これは私たちの身体にも当てはまる。スタンフォード大学のジェフリー・フェファーの研究は、仕事が文字通り人々を病気にしていることを示している。グロフは、特に生々しい例を挙げる。忙しすぎたり、あるいは恐れたりするあまり、必要なときにトイレに行けない人々だ。

私たちはまるで、人間が「培養液の中の脳」であるかのように職場を設計してきた、と彼女は言う。まるで、Zoomの画面に頭部を映し出すためだけに身体が存在しているかのように。しかし、ナレッジワーカーはアスリートだ。一流のアスリートなら、大事なパフォーマンスの前に、睡眠や栄養、運動を脳から奪うようなことは絶対にしない。

より良い一日を過ごすための最も手っ取り早い方法

過重労働がはびこり続ける原因は「魅力(グラマー)」にあると、グロフは主張する。「『会議が立て続けに入っている』という言葉の裏には、『自分は非常に求められている人間だ。みんなが自分を必要としている』というニュアンスが隠されています」。その高揚感は本物だ。そして、そこに生じるひび割れから、過重労働が流れ込み続ける。

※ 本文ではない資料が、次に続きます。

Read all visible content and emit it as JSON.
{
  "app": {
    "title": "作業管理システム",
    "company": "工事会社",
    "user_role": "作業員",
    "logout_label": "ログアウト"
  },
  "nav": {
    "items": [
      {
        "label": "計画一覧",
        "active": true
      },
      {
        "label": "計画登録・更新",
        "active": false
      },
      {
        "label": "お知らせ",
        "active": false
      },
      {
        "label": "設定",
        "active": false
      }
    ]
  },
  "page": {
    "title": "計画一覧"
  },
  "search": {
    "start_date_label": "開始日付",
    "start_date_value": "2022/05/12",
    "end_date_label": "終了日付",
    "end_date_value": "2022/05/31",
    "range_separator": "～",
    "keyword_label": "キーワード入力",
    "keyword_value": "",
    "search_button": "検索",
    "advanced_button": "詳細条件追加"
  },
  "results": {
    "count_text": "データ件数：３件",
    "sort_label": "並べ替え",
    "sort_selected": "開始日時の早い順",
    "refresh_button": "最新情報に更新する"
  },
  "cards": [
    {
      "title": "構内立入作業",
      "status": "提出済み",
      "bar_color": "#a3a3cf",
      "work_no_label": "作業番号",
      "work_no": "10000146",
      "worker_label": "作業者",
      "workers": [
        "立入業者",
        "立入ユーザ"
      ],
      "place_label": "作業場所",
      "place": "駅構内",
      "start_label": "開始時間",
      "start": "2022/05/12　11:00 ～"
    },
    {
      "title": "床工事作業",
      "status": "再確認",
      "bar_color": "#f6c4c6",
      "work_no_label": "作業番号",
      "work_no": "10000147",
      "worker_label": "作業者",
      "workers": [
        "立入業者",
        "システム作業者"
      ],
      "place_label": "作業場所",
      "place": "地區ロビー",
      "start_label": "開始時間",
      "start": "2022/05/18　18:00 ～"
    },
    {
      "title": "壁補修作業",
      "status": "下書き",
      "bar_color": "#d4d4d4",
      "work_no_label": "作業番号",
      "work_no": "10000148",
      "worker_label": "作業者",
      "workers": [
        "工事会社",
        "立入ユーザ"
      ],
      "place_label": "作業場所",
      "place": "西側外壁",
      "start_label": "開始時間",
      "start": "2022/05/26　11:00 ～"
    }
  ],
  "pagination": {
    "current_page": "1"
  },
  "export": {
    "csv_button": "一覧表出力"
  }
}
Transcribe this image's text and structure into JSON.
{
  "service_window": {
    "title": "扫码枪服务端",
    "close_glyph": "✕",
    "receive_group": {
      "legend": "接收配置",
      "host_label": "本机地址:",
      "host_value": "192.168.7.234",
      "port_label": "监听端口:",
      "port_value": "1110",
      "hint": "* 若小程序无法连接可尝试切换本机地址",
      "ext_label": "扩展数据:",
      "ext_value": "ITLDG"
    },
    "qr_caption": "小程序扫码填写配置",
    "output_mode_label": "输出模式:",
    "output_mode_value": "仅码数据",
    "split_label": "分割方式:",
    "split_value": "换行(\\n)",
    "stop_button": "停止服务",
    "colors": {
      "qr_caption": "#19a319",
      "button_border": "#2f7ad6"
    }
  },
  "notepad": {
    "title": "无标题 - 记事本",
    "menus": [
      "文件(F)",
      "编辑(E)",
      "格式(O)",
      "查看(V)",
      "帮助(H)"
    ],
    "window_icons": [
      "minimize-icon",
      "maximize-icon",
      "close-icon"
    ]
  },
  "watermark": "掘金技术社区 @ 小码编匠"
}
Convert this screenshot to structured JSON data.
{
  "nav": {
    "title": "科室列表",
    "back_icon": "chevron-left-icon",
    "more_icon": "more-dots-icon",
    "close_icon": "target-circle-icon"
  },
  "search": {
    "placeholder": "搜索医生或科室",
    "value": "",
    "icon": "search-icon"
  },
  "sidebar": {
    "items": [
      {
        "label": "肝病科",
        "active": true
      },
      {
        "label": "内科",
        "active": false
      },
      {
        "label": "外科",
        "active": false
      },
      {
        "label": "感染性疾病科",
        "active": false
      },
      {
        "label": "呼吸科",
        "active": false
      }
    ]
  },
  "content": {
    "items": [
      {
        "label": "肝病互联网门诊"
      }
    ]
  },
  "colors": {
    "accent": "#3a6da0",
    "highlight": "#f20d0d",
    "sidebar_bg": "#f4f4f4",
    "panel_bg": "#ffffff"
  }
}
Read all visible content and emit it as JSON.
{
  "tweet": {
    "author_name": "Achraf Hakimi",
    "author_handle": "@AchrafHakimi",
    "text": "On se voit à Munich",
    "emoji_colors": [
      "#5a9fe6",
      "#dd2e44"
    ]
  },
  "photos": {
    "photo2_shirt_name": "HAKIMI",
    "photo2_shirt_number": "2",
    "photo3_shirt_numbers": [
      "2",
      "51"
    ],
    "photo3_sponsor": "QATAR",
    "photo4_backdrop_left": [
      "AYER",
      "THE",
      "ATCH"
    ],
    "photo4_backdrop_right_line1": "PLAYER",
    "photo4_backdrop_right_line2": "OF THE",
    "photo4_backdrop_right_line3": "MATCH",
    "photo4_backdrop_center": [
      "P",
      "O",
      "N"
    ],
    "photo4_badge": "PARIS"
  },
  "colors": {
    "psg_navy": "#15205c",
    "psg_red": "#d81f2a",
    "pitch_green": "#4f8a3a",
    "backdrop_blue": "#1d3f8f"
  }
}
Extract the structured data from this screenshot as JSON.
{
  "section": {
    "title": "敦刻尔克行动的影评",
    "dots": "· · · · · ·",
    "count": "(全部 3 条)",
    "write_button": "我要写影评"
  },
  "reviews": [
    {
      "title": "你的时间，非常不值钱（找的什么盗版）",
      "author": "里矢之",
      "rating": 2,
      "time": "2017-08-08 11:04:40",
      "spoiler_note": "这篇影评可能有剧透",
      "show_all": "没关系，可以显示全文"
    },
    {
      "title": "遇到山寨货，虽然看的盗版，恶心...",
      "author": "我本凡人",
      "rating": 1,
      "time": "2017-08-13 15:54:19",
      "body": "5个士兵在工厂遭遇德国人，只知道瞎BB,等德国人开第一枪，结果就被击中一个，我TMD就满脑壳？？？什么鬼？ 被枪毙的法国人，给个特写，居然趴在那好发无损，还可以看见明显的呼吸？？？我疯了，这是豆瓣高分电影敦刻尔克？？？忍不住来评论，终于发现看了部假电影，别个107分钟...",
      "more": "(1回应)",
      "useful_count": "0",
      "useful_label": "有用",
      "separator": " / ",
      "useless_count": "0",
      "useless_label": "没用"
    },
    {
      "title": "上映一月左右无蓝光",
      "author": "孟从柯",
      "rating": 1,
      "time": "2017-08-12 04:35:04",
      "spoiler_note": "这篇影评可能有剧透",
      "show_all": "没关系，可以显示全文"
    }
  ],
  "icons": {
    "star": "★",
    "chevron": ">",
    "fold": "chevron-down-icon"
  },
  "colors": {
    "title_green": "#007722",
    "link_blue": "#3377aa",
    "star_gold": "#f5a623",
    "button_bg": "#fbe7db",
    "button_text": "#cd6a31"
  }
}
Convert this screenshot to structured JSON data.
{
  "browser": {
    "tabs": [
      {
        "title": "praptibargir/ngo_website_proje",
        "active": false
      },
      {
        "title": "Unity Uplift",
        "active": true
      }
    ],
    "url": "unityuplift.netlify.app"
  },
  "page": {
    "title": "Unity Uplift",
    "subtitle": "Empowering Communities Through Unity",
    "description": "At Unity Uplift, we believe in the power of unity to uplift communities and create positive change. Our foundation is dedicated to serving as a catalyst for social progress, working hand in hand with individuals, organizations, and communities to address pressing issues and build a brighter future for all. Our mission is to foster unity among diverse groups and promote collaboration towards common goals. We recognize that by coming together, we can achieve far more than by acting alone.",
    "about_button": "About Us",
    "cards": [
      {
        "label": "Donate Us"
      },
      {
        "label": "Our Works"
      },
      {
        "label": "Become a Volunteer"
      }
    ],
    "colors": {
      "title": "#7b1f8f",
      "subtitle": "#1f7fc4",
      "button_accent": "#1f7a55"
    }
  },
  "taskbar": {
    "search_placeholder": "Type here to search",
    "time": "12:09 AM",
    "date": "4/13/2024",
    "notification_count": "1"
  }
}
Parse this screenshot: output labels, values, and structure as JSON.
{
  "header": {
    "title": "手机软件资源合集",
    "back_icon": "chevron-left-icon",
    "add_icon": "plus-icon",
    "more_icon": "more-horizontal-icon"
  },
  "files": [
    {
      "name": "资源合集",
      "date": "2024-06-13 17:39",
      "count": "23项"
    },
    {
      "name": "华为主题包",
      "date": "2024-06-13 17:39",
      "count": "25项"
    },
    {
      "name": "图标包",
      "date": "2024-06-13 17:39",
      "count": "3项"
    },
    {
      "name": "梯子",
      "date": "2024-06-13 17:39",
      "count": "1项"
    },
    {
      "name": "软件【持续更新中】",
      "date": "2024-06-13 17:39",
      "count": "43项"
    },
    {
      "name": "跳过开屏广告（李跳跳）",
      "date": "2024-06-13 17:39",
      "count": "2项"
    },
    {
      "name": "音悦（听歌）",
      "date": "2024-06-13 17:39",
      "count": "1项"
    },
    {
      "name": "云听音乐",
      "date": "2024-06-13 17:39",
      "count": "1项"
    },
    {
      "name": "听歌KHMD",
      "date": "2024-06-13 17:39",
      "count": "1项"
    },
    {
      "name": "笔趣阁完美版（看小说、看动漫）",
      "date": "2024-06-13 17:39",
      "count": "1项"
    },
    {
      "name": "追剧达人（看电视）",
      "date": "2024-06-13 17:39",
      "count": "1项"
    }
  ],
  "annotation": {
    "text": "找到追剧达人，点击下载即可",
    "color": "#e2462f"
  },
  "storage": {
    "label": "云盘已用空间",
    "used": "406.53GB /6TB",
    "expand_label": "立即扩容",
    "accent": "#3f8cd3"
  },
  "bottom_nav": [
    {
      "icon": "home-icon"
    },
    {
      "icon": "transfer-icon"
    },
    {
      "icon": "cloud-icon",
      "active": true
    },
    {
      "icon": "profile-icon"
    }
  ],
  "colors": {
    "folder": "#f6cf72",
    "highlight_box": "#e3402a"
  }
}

彼女は自身の方向転換について率直に語る。スピーチのメンターであるニック・モーガンは、かつて彼女にこう言った。「友人にだけ小声で打ち明けるような考えや信念があるでしょう。それこそ、本に書くべきことです」。グロフが小声で語っていたこと、そして今は声に出していることは、彼女がキャリアで最適化しようとしているのは、収益やインパクトの最大化ではないということだ。それは「好きな人たちと途方もなく楽しい時間を過ごすこと」であり、そこに満足できる収入とほどよいインパクトが並ぶ。ほとんど冒とく的に聞こえる。だからこそ、言う必要があったのだろう。

実践的な提案を一つ求めると、彼女の答えは即座だった。「より良い一日を過ごすための最も手っ取り早い方法は、誰かの一日を良くすることです」。同僚に向けた、わずか2行のメッセージでいい。「あの会議でのあなたは素晴らしかった」「あの資料は見事だった」。受け取った相手がスクリーンショットを撮って保存し、自分の「宝物フォルダ」に仕舞いたくなるような言葉だ。送るという決意さえあれば、コストは一切かからない。

彼女は聴衆に、じっくり向き合う価値のある問いを残す。あなたの最良の部分を受け取っているのは誰か。仕事か、家族か、友人か。あなたの健康か、あなたの幸福か。

人生で迎えられる月曜日の数には限りがある。少なくともそのいくつかは、楽しんだほうがいい。